Le site de Benoît Berrou
24 février 2018
Carrément matin
Un carré de fenêtre dans un carré de plâtre
un carré de verre dans le carré de fenêtre
un carré de lumière dans le carré de verre
Le vent apporte de très loin
des tranches de silence
qu’un bûcheron tronçonne
19 février 2018
Excusez du trop
Mise en voix de Sabine Venaruzzo le 19 octobre 2020
Déshabiter les mots
je n’ai pas l’habitude
ça me tait
Ces mots sous ma peau
ces verbes de bois brut
à fouiller sous la cendre
avec un tisonnier – de colère, pourquoi pas –
Phrases de silence à peine écorcé
Excusez du trop
Souffler sur la braise
ne pas laisser s’éteindre le feu
À mots couvants
écouter brasiller le poème
12 février 2018
Le petit théâtre
vidéo 25 janvier 2019
Ce ne sont pas des branches sur le mur
mais leur ombre
Ce n’est pas une feuille sur les branches
mais un oiseau
Ce n’est pas un oiseau mais son ombre
Il chinoise
6 février 2018
Drôle de voyage
Assise au soleil illusoire d’une lampe
juste à la cassure du halo et de l’ombre
Les murs canalisent un bruit bleu
Mais c’est l’odeur du froid
qui me réveille
29 janvier 2018
Essaim
La pluie prolonge la nuit
fourvoie la brume dans le vivier des mots
ici ou là
une route, un fleuve
chaque nuit véhicule son essaim d’étoiles
la guirlande d’un village
Rien n’est plus lisible
Lueur à la dérive
du dernier sampan
16 janvier 2018
Il y a un an et six heures de plus
Le ciel a la couleur de l’eau
Toujours ce coup d’épaule de la lumière
qui me transpose il y a un an
et six heures de plus qu’ici
Hier ici j’étais midi
donc j’étais dix-huit heures là-bas
Un lotus tea au Golden rice
Maintenant il est dix-huit heures ici
l’heure du froid
il est minuit là-bas
je cherche un peu de fraicheur
sur la terrasse du toit
Ce soir il sera minuit
six heures du matin là-bas
je te donne rendez-vous
chez le marchand de soupes
à gauche au fond de la ruelle
22 décembre 2017
Pluie
Éclats d’ailes à ma fenêtre
Il pleut à neige fondre
11 décembre 2017
Ah daube premiere elements !
Mon logiciel de montage vidéo fait n’importe quoi depuis quelque temps.
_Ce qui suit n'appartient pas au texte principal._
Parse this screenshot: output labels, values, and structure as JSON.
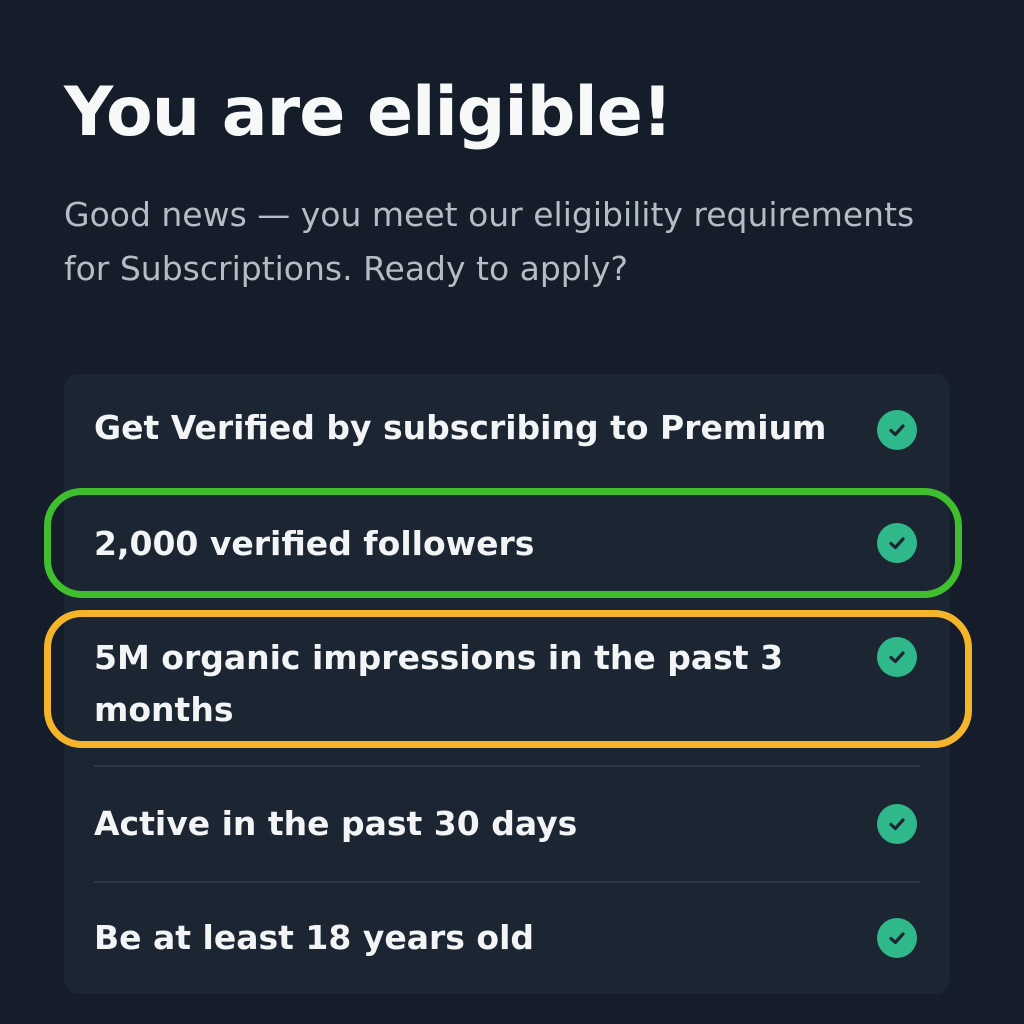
{
  "header": {
    "title": "You are eligible!",
    "subtitle": "Good news — you meet our eligibility requirements for Subscriptions. Ready to apply?"
  },
  "requirements": [
    {
      "label": "Get Verified by subscribing to Premium",
      "met": true,
      "icon": "check-circle-icon"
    },
    {
      "label": "2,000 verified followers",
      "met": true,
      "icon": "check-circle-icon",
      "highlight": "#3fbe2e"
    },
    {
      "label": "5M organic impressions in the past 3 months",
      "met": true,
      "icon": "check-circle-icon",
      "highlight": "#f4b52b"
    },
    {
      "label": "Active in the past 30 days",
      "met": true,
      "icon": "check-circle-icon"
    },
    {
      "label": "Be at least 18 years old",
      "met": true,
      "icon": "check-circle-icon"
    }
  ],
  "colors": {
    "background": "#141d29",
    "card": "#1c2633",
    "check": "#2fb98a",
    "highlight_green": "#3fbe2e",
    "highlight_yellow": "#f4b52b"
  }
}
Il neige sur tous mes rushs, je ne vois pas ce que j’importe.
Je ne peux les visionner que lorsque je les glisse sur mon plan de travail. Je m’en débrouillais jusqu’à présent.
Mais seulement voilà : ce soir il remplace mes vidéos par des scènes que je ne connais pas et il les monte n’importe comment.
Il met des visages que je n’ai jamais filmés, ou alors il y a très longtemps, ou alors pas de cette manière-là.
Ce sont des visages que je connais, bien sûr. Des visages de personnes aimées ou au contraire copieusement détestées.
Et je ne contrôle plus rien. Des séquences effrayantes se succèdent à la lecture, des pistes audio s’imposent toutes seules avec une bande son que je n’ai pas choisie.
Alors j’efface, j’importe d’autres rushs, mais c’est chaque fois la même chose. Je vois défiler sur la ligne de scène des maladies, des accidents, des incendies, des deuils.
Je supprime encore, j’insère à nouveau d’innocentes prises de vue que je suis sûre d’avoir filmées mais rien à faire. Mon logiciel inocule des scénarios catastrophe.
Colères tristesses en fondu enchaîné. Gros plans sur mes larmes.
La seule façon d’en sortir est d’éteindre l’écran mais le logiciel ne veut pas s’arrêter. Il persiste à me demander si je veux enregistrer les modifications. Ne surtout pas enregistrer !
Je force alors l’application à quitter.
L’attrape-rêve à ma fenêtre attrape le vent et puis s’envole.